Подводя неутешительный итог вышесказанному, следует признать, что юношеское увлечение историей Жанны д'Арк не всегда приводит к [374] положительным результатам. Можно было всю жизнь оставаться романтически влюбленной в эту неординарную девушку, можно было даже сыграть ее роль в театре, но не стоило браться за перевод и комментирование труднейшего источника по ее эпопее, не обладая достаточной профессиональной подготовкой, подразумевающей не только приличное владение латинским и старофранцузским языками, но и глубокие познания в истории права (как канонического, так и процессуального), истории Церкви и религиозных представлений эпохи, политической истории и т.д. И уж тем более не следовало посвящать столь сомнительный с научной точки зрения труд памяти Владимира Ильича Райцеса, который ничем не заслужил подобного оскорбления.

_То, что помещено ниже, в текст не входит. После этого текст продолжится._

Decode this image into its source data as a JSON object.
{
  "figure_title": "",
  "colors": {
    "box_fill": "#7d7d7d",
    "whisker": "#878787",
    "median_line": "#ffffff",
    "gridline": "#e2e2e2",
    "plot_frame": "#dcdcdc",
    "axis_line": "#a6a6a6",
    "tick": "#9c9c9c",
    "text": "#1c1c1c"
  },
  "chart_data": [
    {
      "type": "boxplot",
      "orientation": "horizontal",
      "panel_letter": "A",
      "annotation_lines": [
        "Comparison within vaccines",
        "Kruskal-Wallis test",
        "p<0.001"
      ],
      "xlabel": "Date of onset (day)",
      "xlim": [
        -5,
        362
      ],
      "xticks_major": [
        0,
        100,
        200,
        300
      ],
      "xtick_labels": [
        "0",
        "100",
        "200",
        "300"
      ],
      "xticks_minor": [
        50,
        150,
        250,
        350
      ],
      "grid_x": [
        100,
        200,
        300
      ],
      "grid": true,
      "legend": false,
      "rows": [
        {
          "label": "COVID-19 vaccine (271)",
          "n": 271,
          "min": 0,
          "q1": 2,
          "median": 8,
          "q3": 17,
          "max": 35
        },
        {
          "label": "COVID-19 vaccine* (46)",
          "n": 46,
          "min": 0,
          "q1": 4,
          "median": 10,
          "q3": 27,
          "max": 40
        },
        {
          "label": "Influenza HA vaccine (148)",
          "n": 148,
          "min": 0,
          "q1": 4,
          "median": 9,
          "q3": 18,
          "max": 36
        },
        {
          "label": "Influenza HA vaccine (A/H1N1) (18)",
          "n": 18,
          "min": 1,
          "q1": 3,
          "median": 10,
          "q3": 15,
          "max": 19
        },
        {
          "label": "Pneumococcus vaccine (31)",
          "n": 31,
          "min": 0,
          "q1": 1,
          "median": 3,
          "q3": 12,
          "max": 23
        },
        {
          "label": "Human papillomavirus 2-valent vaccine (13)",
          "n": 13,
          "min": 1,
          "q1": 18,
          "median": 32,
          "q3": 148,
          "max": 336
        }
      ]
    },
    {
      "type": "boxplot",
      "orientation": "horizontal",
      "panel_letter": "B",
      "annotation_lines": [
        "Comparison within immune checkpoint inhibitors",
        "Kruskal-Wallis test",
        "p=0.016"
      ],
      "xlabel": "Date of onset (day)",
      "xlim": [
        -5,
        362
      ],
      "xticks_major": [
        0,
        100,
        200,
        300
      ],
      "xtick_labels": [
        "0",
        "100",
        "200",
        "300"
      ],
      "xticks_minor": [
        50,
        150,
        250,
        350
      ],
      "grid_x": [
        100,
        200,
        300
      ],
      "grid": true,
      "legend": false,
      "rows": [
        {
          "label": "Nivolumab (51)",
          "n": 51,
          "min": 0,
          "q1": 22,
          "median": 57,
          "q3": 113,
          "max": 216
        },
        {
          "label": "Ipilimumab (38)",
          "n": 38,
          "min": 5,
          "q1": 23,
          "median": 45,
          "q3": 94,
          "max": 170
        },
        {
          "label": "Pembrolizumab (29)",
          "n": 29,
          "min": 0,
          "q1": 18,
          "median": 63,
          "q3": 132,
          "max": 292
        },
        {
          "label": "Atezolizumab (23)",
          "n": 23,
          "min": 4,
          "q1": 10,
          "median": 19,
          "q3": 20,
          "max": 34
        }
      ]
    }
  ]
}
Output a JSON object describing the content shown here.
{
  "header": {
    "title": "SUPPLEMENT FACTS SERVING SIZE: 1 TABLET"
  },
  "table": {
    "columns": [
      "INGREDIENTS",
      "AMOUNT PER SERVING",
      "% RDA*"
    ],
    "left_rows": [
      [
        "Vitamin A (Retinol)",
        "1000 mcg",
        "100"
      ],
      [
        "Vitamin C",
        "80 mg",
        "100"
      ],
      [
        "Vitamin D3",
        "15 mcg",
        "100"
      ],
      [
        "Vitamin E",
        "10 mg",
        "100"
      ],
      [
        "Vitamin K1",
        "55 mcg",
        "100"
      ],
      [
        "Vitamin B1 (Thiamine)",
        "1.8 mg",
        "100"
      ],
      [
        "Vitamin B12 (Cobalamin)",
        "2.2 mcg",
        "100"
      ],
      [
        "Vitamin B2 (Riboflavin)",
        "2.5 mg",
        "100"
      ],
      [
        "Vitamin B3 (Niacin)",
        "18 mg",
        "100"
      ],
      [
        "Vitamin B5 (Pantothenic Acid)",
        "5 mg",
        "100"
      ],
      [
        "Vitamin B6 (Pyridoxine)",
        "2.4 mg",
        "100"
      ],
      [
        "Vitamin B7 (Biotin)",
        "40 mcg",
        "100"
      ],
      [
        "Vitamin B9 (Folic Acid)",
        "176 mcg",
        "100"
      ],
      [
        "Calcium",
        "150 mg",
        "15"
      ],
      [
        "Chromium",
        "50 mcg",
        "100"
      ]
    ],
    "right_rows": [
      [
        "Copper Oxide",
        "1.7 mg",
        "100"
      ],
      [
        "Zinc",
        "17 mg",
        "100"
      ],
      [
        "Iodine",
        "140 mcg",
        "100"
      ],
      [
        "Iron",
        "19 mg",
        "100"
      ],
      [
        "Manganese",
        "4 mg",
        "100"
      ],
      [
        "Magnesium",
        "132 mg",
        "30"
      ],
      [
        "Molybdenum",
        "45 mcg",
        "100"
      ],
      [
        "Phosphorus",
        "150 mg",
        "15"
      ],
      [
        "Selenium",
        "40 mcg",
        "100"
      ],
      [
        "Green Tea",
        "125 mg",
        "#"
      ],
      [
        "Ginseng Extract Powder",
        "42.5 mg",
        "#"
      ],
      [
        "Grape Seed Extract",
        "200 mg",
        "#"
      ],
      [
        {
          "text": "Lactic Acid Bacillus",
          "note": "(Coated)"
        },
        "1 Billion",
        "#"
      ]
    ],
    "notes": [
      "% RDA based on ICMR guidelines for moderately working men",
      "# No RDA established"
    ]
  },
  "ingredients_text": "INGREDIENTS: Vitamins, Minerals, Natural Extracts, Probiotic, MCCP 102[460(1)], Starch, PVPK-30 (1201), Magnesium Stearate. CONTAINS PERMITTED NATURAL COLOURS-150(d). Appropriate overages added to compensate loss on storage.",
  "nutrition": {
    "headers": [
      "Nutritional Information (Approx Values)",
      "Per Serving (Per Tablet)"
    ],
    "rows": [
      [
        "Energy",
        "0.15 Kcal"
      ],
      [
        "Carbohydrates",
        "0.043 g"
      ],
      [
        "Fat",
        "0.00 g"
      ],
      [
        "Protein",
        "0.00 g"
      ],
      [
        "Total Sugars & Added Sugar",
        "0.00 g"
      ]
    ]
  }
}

1) Пьер Тиссе не "занимался юриспруденцией", как утверждает А.Б. Скакальская (С. 9), он являлся историком права, членом Академии наук Монпелье и профессором местного университета, где каждые два года на юридическом факультете читал курс, посвященный особенностям обвинительного процесса Жанны д'Арк. См.: Barral P. Jeanne d'Arc à Montpellier // Académie des sciences et lettres de Montpellier. 2005. P. 7.

2) La Minute française des interrogatoires de Jeanne la Pucelle d'après le Réquisitoire de Jean d'Estivet et les manuscrits de l'Urfé et d'Orléans / Ed. par P. Doncoeur. Melun. 1952.